Кривоногий кузнец забежал в тыл той группы, которая тянула прямо от колокольни, и стал обматывать конец веревки вокруг толстого ствола ветлы, у корня ее; ему помогал парень в розовой рубахе. Веревка, натягиваясь все туже, дрожала, как струна, люди отскакивали от нее, кузнец рычал:
– Держи! Убью!
Клим прикрыл глаза, ожидая, когда колокол грохнет о землю, слушая, как ревут, визжат люди, рычит кузнец и трубит Панов.
– Связывай!
– Не бойсь, православные! Тихо-о! Дружно-о! Поше-ол!
Колокол снова, почти незаметно, поплыл вверх, из окна колокольни высунулись головы мужиков.
– Домой, – резко сказала Лидия. Лицо у нее было серое, в глазах – ужас и отвращение. Где-то в коридоре школы громко всхлипывала Алина и бормотал Лютов, воющие причитания двух баб доносились с площади.

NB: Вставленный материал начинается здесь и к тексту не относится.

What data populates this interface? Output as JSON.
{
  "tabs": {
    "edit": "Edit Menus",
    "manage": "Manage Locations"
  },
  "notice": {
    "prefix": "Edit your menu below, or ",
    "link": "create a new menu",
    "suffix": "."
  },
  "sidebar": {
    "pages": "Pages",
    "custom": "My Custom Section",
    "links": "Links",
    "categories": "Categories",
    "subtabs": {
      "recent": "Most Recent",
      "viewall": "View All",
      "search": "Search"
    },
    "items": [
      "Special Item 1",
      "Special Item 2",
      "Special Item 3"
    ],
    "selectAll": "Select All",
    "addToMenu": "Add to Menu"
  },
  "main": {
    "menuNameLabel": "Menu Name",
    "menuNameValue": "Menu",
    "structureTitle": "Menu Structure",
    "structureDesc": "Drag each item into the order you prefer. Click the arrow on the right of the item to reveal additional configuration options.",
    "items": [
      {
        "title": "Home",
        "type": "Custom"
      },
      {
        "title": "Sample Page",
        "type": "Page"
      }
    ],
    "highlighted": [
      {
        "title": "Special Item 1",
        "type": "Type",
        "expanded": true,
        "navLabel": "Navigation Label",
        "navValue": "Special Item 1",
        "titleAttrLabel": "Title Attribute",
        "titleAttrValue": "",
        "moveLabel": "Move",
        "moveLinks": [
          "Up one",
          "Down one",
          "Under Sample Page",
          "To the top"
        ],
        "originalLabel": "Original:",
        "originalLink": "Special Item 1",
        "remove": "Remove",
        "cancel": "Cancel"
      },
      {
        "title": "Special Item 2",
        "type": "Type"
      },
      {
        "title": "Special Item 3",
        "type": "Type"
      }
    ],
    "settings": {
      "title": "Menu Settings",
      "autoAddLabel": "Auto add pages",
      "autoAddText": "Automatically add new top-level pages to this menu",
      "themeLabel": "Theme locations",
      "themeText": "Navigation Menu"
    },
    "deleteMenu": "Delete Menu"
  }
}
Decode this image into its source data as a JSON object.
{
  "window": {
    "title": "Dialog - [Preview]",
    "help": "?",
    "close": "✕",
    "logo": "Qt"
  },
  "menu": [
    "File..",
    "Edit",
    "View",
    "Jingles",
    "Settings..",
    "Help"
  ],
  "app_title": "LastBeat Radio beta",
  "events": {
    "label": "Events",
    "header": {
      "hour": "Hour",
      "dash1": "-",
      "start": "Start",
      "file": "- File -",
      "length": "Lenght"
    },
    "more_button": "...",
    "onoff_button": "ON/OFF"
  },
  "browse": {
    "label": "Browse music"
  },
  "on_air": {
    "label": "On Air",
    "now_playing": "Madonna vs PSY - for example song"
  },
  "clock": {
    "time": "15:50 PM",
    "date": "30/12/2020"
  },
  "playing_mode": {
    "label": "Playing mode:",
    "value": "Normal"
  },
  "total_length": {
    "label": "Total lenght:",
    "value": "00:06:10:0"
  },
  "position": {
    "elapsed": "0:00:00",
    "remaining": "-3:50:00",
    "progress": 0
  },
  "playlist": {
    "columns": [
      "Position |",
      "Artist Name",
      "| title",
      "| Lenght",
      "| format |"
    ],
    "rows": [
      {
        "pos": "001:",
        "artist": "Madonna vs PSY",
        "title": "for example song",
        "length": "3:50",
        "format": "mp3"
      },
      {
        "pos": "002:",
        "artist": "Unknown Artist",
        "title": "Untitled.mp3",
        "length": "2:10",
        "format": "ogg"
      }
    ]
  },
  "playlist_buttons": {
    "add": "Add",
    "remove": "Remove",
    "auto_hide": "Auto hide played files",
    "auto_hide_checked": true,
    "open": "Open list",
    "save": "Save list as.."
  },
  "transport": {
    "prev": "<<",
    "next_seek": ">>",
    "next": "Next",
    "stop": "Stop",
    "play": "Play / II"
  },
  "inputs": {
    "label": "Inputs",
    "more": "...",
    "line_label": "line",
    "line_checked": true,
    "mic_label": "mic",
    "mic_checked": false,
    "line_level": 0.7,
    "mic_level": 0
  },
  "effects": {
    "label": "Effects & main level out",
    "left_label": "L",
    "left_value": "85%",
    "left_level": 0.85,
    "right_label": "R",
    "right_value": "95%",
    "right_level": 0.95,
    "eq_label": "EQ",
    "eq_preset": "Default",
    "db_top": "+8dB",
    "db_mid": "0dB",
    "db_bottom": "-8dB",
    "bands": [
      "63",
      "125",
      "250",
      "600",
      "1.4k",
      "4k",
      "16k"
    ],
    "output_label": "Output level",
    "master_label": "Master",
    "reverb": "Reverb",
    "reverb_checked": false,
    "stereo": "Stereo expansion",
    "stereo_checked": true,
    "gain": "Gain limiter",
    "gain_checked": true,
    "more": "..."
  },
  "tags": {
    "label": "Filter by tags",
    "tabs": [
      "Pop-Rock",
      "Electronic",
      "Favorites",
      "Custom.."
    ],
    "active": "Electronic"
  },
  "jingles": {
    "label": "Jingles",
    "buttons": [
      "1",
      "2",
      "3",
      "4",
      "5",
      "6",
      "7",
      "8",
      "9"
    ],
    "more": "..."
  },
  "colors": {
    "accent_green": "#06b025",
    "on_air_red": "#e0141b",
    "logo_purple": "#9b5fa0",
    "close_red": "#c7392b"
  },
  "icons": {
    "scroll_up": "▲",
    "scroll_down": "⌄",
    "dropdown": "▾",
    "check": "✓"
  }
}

Клим Самгин догадался, что какая-то минута исчезла из его жизни, ничем не обременив сознание.
Хромой, сойдя с крыльца, держал за плечо испуганного подростка и допрашивал:
– Что ж он – жив?
– Я не знаю. Пусти, дядя Михайло.
– Идиёт. Видишь, а не понимаешь…
Под ветлой стоял Туробоев, внушая что-то уряднику, держа белый палец у его носа. По площади спешно шагал к ветле священник с крестом в руках, крест сиял, таял, освещая темное, сухое лицо. Вокруг ветлы собрались плотным кругом бабы, урядник начал расталкивать их, когда подошел поп, – Самгин увидал под ветлой парня в розовой рубахе и Макарова на коленях перед ним.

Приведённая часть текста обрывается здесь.